The stock market reaches a record estimate; Here is what history expects after that
While the stock market witnessed a short -term correction, the evaluation levels have reached historical levels, indicating a possible direction.
The peak of the market exceeded 2025 from 1929, 1966 and 1999, with the main evaluation measures, including the rates of backward price and coding (P/E) and the maximum rate of the market to GDP, up to extremist levels, according to the research before Bloomberg Simon White, as subscriber by Parchart On February 23.

It is worth noting that the review of the extremist parties in the previous market indicates that the decline has often followed. For example, after the peak of 1929, the Great Depression spent a large capital.
In 1966, the expanded bear market witnessed that the S&P 500 was subject to a multi -year stagnation.
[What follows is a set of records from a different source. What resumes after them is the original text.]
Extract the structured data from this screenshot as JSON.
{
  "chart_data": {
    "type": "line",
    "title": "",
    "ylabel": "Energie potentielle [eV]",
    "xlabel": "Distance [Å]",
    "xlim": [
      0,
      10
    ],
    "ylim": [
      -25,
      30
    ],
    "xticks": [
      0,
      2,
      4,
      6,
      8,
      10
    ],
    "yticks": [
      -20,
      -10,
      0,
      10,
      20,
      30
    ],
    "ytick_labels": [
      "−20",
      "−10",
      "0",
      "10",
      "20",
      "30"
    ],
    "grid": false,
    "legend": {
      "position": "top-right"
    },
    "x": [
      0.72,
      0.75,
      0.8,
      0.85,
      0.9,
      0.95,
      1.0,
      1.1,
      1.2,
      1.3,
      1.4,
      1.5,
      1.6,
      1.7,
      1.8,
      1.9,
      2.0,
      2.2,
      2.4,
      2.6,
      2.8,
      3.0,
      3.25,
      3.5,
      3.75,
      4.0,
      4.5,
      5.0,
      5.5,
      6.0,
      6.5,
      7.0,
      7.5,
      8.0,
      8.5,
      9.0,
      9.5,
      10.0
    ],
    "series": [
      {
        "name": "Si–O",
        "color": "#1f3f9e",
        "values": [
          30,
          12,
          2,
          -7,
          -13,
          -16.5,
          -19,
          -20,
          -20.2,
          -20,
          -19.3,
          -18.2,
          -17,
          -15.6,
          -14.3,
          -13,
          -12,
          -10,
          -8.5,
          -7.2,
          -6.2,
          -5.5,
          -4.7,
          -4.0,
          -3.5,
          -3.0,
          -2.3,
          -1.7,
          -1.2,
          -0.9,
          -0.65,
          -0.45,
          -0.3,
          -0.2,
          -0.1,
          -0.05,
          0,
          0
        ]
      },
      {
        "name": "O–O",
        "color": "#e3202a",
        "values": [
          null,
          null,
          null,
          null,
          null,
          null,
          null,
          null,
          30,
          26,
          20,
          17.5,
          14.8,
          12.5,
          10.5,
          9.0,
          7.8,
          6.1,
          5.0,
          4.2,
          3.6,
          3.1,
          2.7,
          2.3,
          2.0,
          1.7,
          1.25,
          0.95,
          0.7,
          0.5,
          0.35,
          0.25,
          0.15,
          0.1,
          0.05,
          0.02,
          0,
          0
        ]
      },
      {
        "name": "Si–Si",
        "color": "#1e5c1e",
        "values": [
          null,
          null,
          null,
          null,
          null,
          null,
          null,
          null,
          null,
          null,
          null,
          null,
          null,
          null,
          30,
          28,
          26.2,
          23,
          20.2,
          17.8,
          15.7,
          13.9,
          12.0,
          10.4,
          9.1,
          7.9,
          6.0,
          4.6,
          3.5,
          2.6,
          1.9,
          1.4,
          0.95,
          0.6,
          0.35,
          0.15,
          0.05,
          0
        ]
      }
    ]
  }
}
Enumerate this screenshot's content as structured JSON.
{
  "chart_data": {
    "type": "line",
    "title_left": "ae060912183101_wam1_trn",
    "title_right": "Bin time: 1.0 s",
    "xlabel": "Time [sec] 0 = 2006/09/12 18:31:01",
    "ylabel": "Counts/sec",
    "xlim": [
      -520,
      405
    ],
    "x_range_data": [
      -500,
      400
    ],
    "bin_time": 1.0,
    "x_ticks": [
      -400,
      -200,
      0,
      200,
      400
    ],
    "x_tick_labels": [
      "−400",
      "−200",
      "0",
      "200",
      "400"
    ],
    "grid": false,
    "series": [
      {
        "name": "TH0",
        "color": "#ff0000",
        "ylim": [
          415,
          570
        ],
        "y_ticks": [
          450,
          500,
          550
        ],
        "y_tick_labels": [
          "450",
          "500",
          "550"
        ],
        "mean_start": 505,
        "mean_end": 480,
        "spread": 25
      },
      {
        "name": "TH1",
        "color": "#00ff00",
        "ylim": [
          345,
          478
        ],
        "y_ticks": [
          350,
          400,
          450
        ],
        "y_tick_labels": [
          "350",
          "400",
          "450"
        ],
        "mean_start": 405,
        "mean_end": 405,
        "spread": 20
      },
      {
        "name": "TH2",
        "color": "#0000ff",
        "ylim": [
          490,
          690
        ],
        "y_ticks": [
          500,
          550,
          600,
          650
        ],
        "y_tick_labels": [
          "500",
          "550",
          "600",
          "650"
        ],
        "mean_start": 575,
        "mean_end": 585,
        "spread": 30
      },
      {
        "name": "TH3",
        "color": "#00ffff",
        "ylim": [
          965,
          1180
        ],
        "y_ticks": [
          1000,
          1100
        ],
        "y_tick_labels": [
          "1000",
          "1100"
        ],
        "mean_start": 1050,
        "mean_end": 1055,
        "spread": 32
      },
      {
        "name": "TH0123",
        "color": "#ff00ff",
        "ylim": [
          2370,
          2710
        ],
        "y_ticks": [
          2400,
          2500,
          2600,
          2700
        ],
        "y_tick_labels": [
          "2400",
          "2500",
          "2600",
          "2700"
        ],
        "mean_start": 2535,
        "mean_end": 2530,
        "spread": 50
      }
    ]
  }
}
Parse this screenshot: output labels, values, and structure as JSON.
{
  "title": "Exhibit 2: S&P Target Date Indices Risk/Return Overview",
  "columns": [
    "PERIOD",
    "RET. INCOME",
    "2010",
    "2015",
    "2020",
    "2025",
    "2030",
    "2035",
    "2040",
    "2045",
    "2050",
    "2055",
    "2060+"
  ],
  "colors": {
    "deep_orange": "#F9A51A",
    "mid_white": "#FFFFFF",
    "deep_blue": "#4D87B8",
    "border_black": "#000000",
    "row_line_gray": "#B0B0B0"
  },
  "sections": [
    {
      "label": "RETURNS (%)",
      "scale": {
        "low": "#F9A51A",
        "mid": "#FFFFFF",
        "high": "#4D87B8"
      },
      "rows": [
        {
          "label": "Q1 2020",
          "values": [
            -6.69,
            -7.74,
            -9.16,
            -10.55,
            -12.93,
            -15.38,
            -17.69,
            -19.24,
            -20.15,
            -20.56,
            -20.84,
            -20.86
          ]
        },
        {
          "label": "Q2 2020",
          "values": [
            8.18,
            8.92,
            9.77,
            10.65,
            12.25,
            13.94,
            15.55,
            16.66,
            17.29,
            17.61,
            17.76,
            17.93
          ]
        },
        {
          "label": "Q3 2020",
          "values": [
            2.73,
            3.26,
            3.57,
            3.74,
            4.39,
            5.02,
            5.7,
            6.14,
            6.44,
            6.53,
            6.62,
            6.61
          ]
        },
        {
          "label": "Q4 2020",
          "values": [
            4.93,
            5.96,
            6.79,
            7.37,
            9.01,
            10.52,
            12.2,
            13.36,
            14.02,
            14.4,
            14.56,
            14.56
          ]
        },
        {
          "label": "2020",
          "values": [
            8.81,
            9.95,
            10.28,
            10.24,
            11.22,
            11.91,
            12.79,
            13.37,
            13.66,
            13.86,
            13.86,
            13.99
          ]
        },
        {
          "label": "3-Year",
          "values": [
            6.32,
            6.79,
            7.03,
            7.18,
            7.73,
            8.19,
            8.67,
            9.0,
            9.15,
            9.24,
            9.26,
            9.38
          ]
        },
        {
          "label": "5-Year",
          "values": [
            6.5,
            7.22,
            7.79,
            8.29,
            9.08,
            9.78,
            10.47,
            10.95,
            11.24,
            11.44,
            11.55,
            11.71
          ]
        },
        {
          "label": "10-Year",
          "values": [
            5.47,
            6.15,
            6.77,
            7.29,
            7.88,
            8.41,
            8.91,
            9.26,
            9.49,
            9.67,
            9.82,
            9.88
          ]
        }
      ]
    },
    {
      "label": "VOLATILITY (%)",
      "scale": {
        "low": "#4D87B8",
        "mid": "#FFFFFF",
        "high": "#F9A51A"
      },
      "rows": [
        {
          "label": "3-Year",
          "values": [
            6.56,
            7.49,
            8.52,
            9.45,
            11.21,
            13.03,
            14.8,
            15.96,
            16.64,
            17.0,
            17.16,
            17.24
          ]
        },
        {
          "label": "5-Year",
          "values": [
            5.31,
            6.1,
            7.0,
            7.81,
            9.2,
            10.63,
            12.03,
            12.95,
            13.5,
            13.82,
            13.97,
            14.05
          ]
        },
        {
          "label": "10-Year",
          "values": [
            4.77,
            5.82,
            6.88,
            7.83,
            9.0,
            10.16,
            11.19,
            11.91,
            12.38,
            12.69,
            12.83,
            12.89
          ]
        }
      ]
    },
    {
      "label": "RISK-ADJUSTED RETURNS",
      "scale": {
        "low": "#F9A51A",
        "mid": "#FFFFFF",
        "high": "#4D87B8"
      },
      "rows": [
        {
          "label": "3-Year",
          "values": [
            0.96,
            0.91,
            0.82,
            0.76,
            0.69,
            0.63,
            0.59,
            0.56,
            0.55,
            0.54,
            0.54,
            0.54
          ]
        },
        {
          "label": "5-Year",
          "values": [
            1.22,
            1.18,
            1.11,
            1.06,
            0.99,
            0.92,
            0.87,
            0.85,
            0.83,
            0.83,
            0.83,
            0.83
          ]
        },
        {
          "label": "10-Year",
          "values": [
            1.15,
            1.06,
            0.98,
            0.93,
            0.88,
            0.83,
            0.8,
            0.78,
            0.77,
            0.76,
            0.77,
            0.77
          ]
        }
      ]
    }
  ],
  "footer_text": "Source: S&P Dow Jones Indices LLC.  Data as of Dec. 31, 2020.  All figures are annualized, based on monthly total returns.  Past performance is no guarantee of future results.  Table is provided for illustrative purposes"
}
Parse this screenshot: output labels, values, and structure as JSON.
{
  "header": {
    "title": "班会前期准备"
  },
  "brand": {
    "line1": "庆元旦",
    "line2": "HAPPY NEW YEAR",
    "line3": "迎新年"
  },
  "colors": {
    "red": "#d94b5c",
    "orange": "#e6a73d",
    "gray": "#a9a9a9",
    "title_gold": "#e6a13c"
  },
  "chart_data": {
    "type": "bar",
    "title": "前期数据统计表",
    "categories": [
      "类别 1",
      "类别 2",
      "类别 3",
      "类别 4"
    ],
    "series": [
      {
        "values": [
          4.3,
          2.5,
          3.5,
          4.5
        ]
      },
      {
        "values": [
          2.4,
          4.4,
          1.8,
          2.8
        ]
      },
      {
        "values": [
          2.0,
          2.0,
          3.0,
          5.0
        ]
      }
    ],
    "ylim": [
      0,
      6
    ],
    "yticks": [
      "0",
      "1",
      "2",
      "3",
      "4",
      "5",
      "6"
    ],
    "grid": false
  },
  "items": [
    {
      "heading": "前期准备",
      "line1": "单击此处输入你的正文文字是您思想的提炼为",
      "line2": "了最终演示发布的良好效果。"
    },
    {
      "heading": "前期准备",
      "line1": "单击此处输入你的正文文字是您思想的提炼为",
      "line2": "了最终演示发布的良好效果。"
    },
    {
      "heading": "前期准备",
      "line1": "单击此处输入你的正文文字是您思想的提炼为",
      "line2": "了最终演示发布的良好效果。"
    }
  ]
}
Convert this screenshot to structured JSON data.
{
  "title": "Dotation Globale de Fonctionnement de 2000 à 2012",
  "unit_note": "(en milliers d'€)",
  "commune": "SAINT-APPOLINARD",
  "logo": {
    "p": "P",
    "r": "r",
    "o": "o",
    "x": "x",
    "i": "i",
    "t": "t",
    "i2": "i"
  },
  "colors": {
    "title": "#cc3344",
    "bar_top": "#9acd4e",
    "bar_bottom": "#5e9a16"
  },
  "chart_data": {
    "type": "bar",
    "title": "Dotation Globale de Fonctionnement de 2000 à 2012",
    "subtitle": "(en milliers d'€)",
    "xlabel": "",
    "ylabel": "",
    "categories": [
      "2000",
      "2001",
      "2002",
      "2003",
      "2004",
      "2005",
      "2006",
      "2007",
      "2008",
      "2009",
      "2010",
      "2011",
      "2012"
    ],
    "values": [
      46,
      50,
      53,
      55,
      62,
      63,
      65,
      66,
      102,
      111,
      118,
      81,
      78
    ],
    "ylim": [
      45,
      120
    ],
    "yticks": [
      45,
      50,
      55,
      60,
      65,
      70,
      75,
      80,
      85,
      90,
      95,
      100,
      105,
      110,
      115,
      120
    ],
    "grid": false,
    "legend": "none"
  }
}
Recently, the notorious Dot-Com bubble surveyed high assessments in 1999.
More importantly, the previous evaluation peaks and subsequent disruption were characterized by enormous speculation, high growth expectations, and intense prices – the conditions that are very similar to the market environment today.
The current market momentum, which pushed the S&P 500 to new records, was largely driven by the technology sector. Companies in artificial intelligence space (AI), such as NVIDIA (NASDAQ: NVDA) and Palantir (Nasdaq: PLTR), led the charge.
However, the height of the meteorite in PLTR has already prompted the caution of some of the Wall Street analysts, who warn that stocks may be disrupted if it fails to meet the growth expectations.
Meanwhile, NVIDIA recently saw a sharp sale after Deepseek AI appeared, which was reported to have used less resources than that of the chip maker. This development raised fears that major technology giants may reduce the spending of artificial intelligence.
S & P 500, warning of the rolling difference
There is another potential warning sign on the market contraction also showing directions within the S&P 500. Data from Parchart On February 23, he explained that despite the year Climb The momentum, the percentage of shares traded above the moving average for 200 days (MA) is declining.

This trend is a declining difference, indicating that fewer stocks participate in the assembly, and it is a warning that momentum may weaken under the surface. Historically, such differences preceded the corrections of the market.
It should be noted in particular that the economists Henrik Zipberg expects the index to gather to new levels of levels before suffering from a catastrophic accident that can exceed the contraction in 1929. According to the expert, a few can do to change the path of the expected accident.
Meanwhile, although the market optimism remains in the long run, the fluctuations remain, and partially nourishes President Donald Trump’s announcement of commercial definitions and the uncertainty surrounding the decision of the following interest in the Federal Reserve.